Couverture du livre En attendant Godot de Samuel Beckett : 1952-1961

Auteur : André Derval

Date de saisie : 12/09/2007

Genre : Littérature Etudes et théories

Editeur : 10-18, Paris, France

Collection : 10-18. Dossier de presse, n° 3898

Prix : 8.50 € / 55.76 F

ISBN : 2-264-04169-2

GENCOD : 9782264041692

Sorti le : 06/09/2007


  • La présentation de l'éditeur

Sélectionnées sur près de dix années d'articles de presse et de revues, de 1952 à 1961, les cinquante-six critiques d'En attendant Godot qui forment cet ouvrage restituent le parcours de la réception de la première pièce de Samuel Beckett. Beaucoup mieux accueillie qu'on ne l'a laissé entendre a posteriori, l'oeuvre, à travers ses multiples représentations, est largement célébrée comme marquant une date importante dans l'histoire littéraire.
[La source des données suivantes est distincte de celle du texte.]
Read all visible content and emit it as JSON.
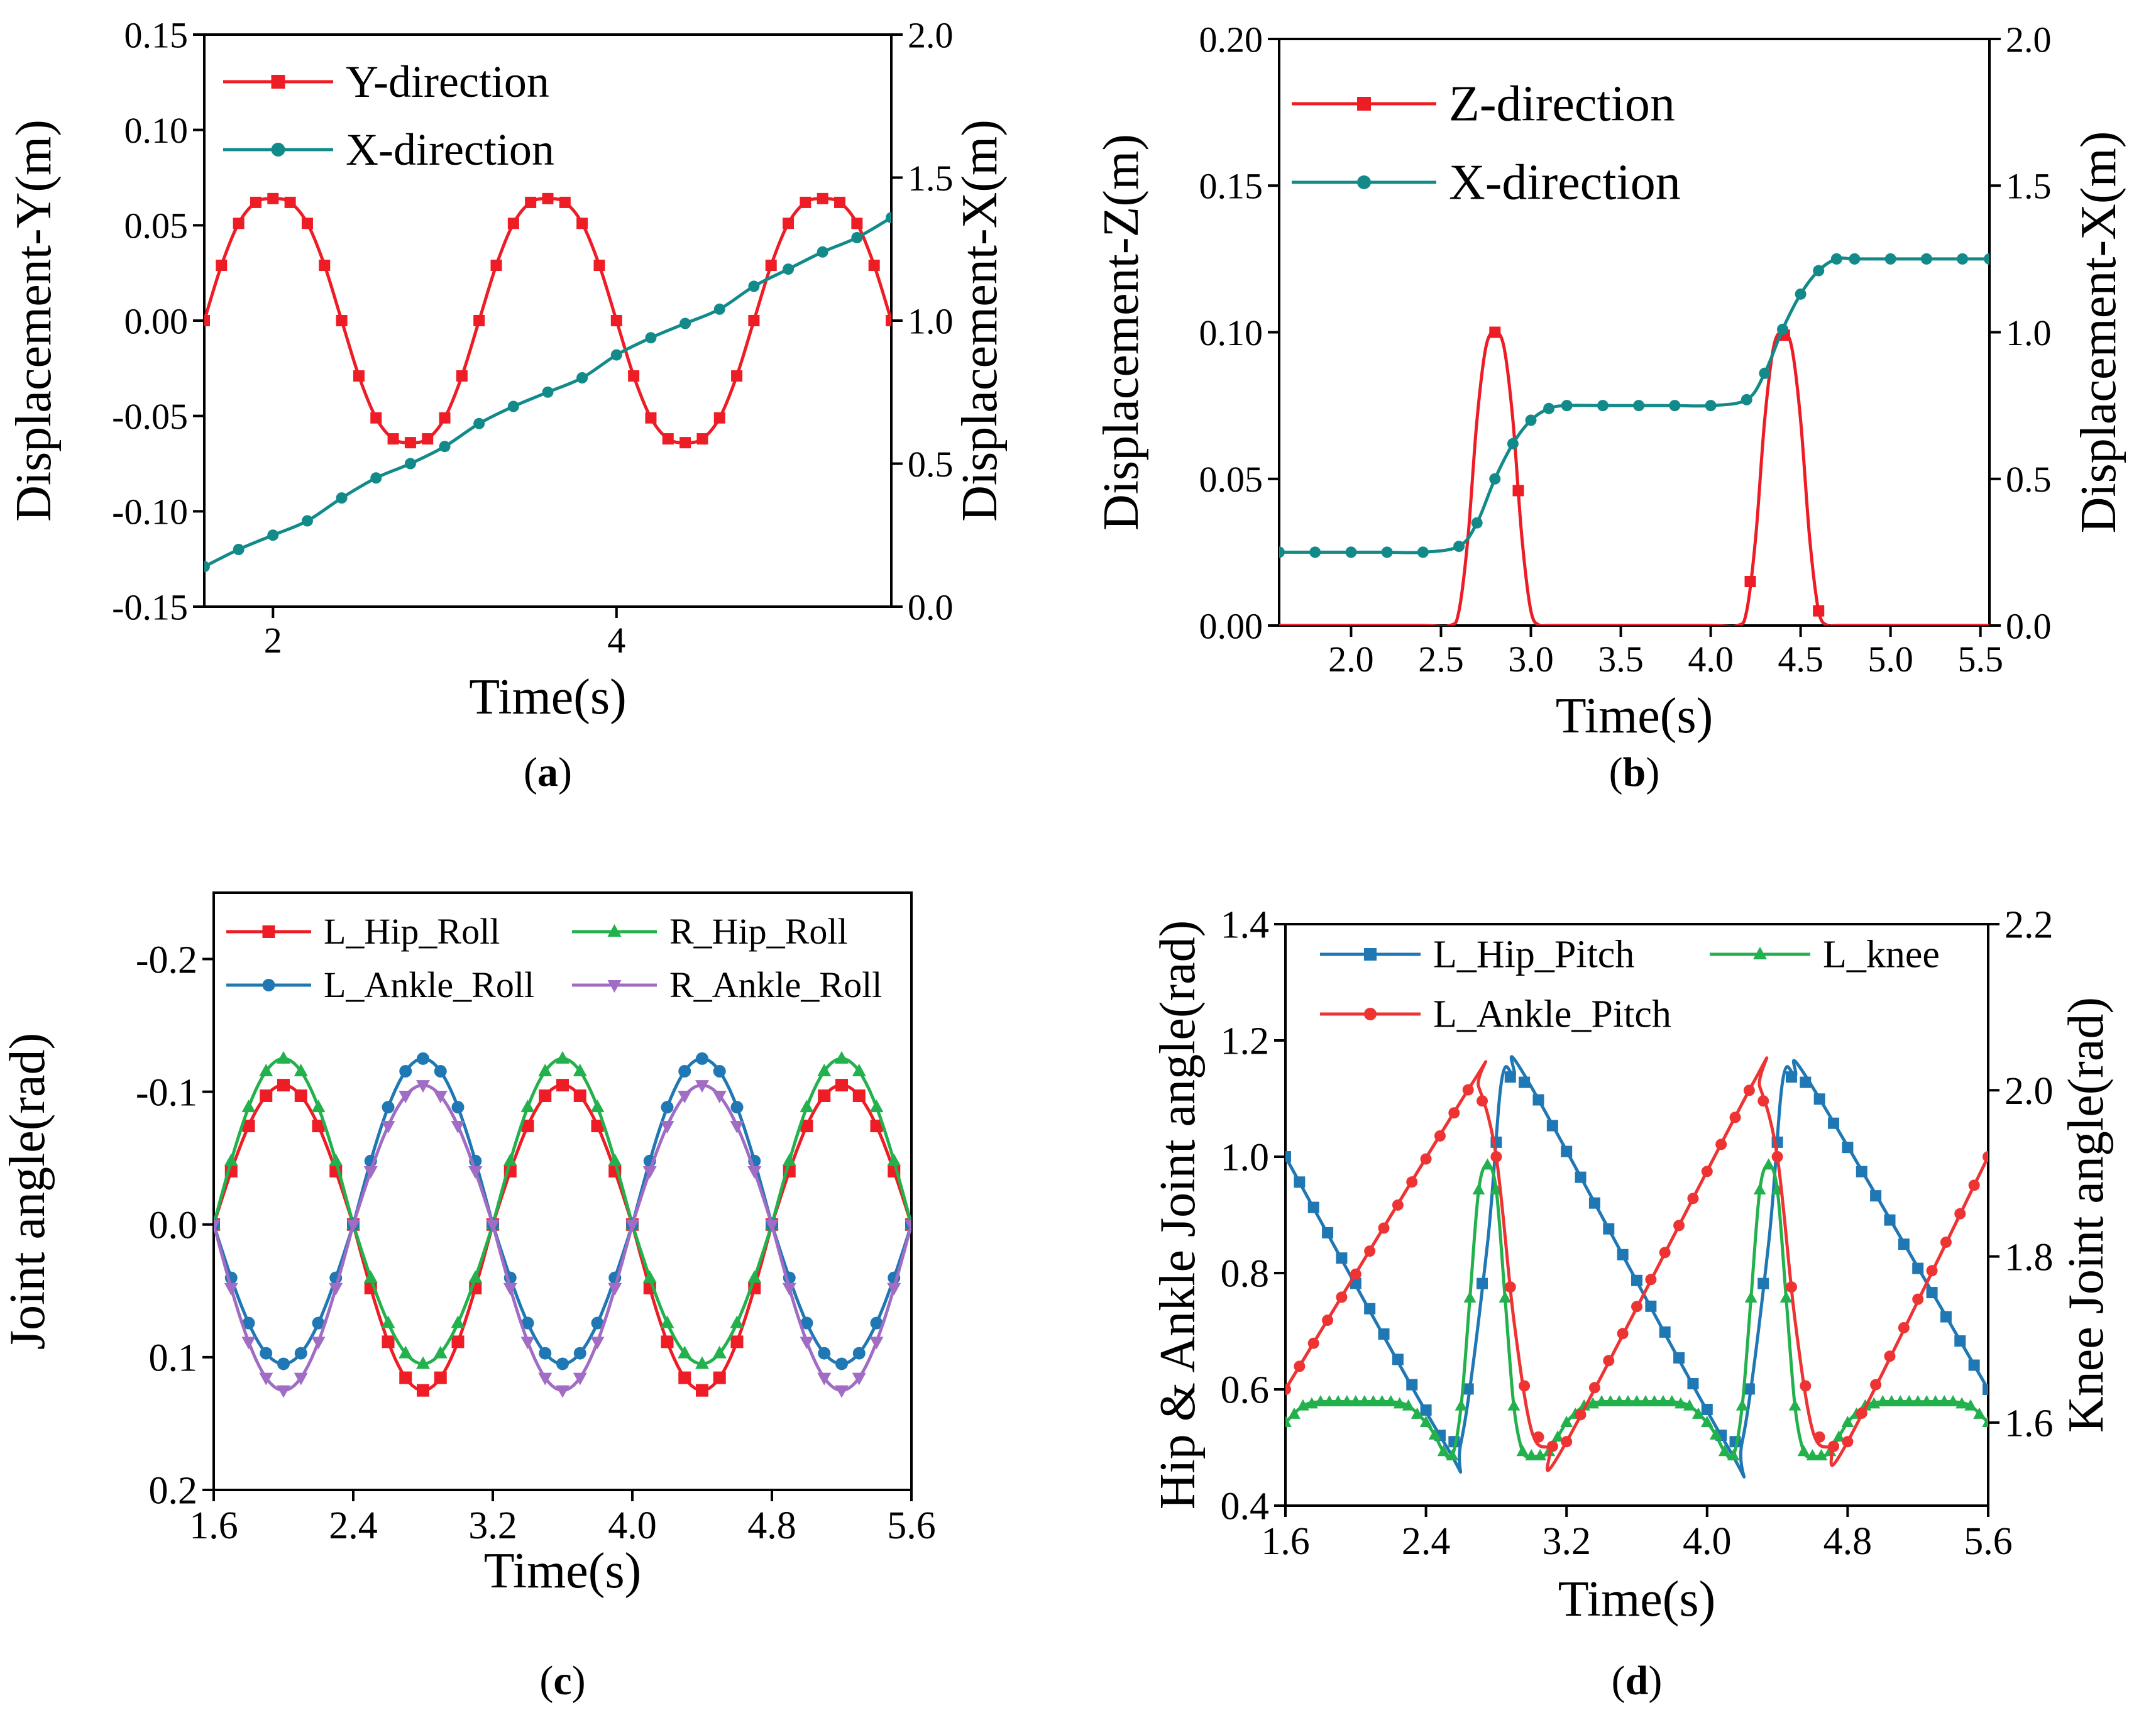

Les plus grands noms de la critique et de la rubrique théâtrale, Jacques Brenner, Bernard Dort, Guy Dumur, Jean Duvignaud, Luc Estang, Roland Barthes, Pierre-Aimé Touchard, Jean Anouilh, Jean Grenier, Morvan Lebesque, Jacques Réda se manifestent, se répondent pour entériner cette révélation et analyser, dans des termes encore valides aujourd'hui, cette pièce maîtresse du théâtre contemporain.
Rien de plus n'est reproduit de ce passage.